Abstract
Dr McSherry was born in Winnipeg in 1918, moving to Toronto about 1934. He entered OVC in 1938. The Second World War led to preliminary army training programs while on campus. Along with many classmates following graduation he enlisted and became an artillery officer participating with the 12th Field Regiment for the D-Day landing near the French village of Courseulles. They travelled north clearing Buzz bomb sites in Belgium and the Netherlands, entered Germany and then returned to assist in freeing the Dutch people in Holland.

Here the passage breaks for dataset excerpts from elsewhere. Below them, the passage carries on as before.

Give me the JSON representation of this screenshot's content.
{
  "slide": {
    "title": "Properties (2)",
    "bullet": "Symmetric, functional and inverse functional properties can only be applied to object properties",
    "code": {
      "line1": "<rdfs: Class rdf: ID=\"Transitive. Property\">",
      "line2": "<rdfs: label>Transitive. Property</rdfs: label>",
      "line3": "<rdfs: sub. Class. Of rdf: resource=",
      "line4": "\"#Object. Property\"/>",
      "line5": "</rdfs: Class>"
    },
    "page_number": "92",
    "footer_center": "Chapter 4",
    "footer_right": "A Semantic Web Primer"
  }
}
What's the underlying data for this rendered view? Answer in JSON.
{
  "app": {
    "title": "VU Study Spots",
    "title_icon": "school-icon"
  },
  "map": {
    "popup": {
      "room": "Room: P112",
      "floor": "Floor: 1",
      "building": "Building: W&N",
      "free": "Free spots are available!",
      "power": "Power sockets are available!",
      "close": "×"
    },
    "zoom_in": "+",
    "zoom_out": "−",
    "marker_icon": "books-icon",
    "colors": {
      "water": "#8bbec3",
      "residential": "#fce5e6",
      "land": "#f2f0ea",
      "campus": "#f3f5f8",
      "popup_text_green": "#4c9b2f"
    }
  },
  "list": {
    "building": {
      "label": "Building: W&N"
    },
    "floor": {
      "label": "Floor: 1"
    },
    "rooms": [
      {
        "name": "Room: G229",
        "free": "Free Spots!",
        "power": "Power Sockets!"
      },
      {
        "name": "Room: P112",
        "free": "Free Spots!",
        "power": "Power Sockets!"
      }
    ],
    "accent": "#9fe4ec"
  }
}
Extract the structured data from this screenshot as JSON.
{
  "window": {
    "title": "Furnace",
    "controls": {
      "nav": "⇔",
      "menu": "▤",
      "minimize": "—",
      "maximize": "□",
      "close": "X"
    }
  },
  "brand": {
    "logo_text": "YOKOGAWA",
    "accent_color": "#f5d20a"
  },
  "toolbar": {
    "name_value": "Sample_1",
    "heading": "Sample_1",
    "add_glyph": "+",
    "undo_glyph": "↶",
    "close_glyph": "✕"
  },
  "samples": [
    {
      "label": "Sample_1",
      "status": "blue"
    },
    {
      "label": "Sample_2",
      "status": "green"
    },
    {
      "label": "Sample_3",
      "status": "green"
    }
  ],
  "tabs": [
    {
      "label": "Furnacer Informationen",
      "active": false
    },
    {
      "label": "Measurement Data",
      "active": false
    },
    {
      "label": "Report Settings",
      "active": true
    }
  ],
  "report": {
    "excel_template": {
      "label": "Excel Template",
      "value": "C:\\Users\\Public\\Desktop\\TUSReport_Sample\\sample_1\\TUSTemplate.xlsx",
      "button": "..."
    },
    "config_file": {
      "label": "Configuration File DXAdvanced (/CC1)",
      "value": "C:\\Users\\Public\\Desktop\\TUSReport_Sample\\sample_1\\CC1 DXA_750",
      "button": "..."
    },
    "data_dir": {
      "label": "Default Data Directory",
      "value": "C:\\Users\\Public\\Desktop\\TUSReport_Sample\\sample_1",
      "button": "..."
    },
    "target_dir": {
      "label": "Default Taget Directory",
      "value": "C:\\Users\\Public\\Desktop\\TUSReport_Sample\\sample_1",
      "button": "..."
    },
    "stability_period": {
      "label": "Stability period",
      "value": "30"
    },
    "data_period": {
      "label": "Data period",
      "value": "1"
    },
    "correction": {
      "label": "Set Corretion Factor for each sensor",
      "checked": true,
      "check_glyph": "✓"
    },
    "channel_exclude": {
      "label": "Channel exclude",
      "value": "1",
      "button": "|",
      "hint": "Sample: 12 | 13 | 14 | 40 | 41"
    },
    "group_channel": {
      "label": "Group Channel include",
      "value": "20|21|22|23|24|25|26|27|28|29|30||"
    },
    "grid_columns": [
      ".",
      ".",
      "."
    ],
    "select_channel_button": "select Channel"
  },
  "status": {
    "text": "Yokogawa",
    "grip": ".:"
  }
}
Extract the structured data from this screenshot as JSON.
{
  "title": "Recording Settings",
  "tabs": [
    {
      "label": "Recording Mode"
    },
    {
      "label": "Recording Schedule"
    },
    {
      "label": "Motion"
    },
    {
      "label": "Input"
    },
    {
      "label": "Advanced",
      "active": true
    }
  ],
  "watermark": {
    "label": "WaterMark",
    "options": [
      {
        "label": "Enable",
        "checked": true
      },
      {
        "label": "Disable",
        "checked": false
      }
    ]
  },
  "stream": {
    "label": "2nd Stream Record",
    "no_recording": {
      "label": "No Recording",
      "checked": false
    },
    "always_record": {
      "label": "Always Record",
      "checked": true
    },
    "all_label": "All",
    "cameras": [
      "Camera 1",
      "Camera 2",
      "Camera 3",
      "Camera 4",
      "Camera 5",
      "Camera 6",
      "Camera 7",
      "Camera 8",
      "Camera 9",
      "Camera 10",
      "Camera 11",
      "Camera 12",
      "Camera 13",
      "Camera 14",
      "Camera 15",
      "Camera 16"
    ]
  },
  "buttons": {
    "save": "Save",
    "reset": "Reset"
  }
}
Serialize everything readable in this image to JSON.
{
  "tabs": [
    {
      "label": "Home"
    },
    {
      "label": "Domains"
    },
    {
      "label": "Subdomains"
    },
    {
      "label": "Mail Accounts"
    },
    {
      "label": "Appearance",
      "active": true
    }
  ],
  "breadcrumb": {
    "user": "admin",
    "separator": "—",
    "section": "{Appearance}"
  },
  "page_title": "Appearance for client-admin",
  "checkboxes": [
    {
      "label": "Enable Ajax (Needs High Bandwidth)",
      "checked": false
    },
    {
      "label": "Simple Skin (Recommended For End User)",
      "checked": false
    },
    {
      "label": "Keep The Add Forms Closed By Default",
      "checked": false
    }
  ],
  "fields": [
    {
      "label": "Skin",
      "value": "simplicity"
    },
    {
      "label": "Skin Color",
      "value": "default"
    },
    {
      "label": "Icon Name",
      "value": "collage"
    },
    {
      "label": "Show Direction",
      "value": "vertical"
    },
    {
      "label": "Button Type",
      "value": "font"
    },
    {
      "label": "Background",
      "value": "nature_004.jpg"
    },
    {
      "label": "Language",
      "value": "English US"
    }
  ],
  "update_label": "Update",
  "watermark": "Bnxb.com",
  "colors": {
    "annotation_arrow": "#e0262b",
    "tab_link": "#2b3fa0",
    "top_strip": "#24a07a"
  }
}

He returned to OVC where he was offered a position as one of twelve faculty, initially in the Anatomy Department and then the Department of Pathology where he remained until his retirement. He established a clinical pathology group providing laboratory services to clinicians and for teaching students. His primary initial research interest was in hematology and later clinical chemistry. This led to study of fibrinogen in sick cattle as a diagnostic aid followed by acid-base and pH alterations in calves with diarrhea. He formulated a solution for replacing the lost electrolytes and fluids which became widely known as McSherry’s Solution and was made available to clinicians commercially.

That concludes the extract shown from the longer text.